Still in Ludwigsburg.

Three days later and I might have forgotten to mention that it was February, your key did not click in the lock at exactly 5:00 p.m.. At 6, I started to worry. At 7, I called all of your friends. They did not know where you where. Then I called all of the hospitals. Nothing. There was a light snowfall that night, not even an inch. How was I to know that that was all it took to break down all of the trains. At 10, I took all of the heavy furniture and barricaded the door, right after I wrote you this note, (taped to the outside of the door)" Do not come in unless you are dead!!!

You continued to take the train, but you bought me a car and I landed a job with the Department of Defense Schools. I could not have gotten there with a train. The first complaint from the second floor was, "Frau Bartholomae, When you take a bath at five in the morning, you wake up my daughters." I had to be at work by 6.I tried to find some other way to get ready for work. It was not until later that I figured out that this family only took baths every Friday night.I can still hear that water running every Friday night, after we moved to the first floor when Herr Heidelburger died, in the same way that when sleeping and awoken by a train calling I get the shivers, because that is how my great-grandfather died, struck by a train. What is it about this bond we have with relatives we never even knew? And Europeans value water. We had to buy it for drinking. It was expensive. However, my baths were not given up.

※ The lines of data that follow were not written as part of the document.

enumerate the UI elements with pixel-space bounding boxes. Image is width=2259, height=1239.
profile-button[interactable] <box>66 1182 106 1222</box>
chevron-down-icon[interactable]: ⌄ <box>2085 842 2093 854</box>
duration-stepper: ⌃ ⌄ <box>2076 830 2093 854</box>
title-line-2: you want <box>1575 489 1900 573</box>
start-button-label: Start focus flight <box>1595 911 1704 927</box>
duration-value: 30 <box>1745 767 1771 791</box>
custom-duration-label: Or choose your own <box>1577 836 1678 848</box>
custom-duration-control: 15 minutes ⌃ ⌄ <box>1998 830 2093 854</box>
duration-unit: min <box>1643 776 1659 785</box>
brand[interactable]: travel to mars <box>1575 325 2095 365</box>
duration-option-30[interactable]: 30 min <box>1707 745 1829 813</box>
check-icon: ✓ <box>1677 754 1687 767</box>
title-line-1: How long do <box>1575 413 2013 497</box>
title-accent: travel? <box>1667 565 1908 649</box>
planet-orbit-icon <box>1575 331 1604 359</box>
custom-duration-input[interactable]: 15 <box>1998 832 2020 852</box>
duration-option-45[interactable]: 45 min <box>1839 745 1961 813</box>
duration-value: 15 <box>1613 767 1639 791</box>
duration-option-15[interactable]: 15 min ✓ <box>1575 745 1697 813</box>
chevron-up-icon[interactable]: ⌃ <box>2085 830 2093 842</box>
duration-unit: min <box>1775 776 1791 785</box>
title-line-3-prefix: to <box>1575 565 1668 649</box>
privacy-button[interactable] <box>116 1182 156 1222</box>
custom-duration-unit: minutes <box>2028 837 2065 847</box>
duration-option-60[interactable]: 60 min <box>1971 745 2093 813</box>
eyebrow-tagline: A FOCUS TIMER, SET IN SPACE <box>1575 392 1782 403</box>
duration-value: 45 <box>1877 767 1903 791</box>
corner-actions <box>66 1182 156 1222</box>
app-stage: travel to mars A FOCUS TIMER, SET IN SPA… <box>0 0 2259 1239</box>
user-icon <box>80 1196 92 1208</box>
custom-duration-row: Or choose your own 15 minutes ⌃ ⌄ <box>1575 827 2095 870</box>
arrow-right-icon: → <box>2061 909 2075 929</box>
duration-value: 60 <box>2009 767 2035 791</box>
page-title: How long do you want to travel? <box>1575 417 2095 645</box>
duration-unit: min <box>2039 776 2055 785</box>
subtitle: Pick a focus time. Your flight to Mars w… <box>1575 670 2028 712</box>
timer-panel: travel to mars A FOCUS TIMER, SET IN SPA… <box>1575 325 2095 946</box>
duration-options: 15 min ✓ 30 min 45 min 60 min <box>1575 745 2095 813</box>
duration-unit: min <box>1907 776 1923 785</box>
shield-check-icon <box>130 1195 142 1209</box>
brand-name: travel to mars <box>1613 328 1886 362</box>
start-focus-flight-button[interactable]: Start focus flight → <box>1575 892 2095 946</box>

Spring came in 1988 and every spring after. We would get up early on Sunday mornings and ride our bikes to the Pattonville,to the American golf club for breakfast. Then we would ride back to Ludwigsburg, go through the small villages and down hills with empty meadows to be filled with wild poppies come summer. We'd then switch to a route only for bikes along the Neckar River with about one kilometer with a nauseating stench coming from a plant which recycled toilet water and made it into drinking water. We'd stop at our favorite gas stations every 10 kilometers for a Schorle  and sometimes we'd split a fattening  Shweizer Wurstsalt  and crusty bread. Back to the bottom of the first hill by 2:00 p.m., where we would collapse on the green grass of Ludwigsburg's Freibad and swim a little. Lazy Sundays always led us back up that steep, winding, never-ending hill  to home. On the way back, there was one meadow where Gypsies with Mercedes and trailers came every year to camp out.I wish I had dared to stop and chat with them around their fires with that aromatic, mouth watering, spicy smell of something always cooking and mostly tended to by children.
Home brought us to a king-sized bed with German down feather beds and a dream of having children which did not get fulfilled for three years.It was not for lack of trying.